To create a snapshot, call replicateDbs.py with the replicate command. It takes 3 parameters:

--dbPrefix: The prefix of all databases that should be backed up.
--expires: Removes all snapshots older than the provided amount of seconds.
--continuous: If specified, the created replication will be continuous.

Using that command will result in a replication for every database that matches the --dbPrefix flag, which is then prefixed with backup_${TIMESTAMP_IN_SECONDS}_. TIMESTAMP_IN_SECONDS is the date of generation, which is also used to determine expired snapshots that should be deleted.

Note: Replications are created asynchronously. The script will exit very fast while the replication could take a while.

Replaying a snapshot

To replay a snapshot, swap --sourceDbUrl and --targetDbUrl and call the script with the replay command.
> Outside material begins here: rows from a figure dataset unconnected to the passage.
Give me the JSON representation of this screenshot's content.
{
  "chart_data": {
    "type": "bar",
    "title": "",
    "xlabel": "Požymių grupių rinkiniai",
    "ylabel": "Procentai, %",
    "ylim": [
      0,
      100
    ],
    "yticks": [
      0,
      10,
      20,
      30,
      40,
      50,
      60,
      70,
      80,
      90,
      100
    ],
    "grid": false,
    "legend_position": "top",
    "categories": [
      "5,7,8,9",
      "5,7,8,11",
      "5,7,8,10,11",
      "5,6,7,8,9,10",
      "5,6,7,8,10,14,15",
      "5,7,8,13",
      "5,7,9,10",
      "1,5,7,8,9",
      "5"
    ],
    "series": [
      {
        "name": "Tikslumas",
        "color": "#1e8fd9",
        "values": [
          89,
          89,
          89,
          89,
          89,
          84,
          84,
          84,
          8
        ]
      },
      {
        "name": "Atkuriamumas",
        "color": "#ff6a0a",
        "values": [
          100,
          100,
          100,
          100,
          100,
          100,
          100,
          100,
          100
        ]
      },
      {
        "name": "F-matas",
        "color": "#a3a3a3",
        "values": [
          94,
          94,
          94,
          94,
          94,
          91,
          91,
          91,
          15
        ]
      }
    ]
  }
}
That command takes only 1 parameter: --dbPrefix to determine which backup to play back. Matching databases will be replicated back to the target database with the backup_${TIMESTAMP_IN_SECONDS}_ removed, so they'd look just like the original database.

Database migration to new schema

To reduce the memory consumption in the OpenWhisk controller, all code inlined in action documents has been moved to attachments. This change allows only metadata for actions to be fetched instead of the entire action. Though the OpenWhisk controller supports both mentioned schemas, it is ideal to update existing databases to use the new schema for memory consumption relief.

Run moveCodeToAttachment.py to update actions in an existing database to the new action schema. Two parameters are required:

--dbUrl: Server URL of the database. E.g. ‘https://xxx:yyy@domain.couch.com:443’.
--dbName: Name of the Database to update.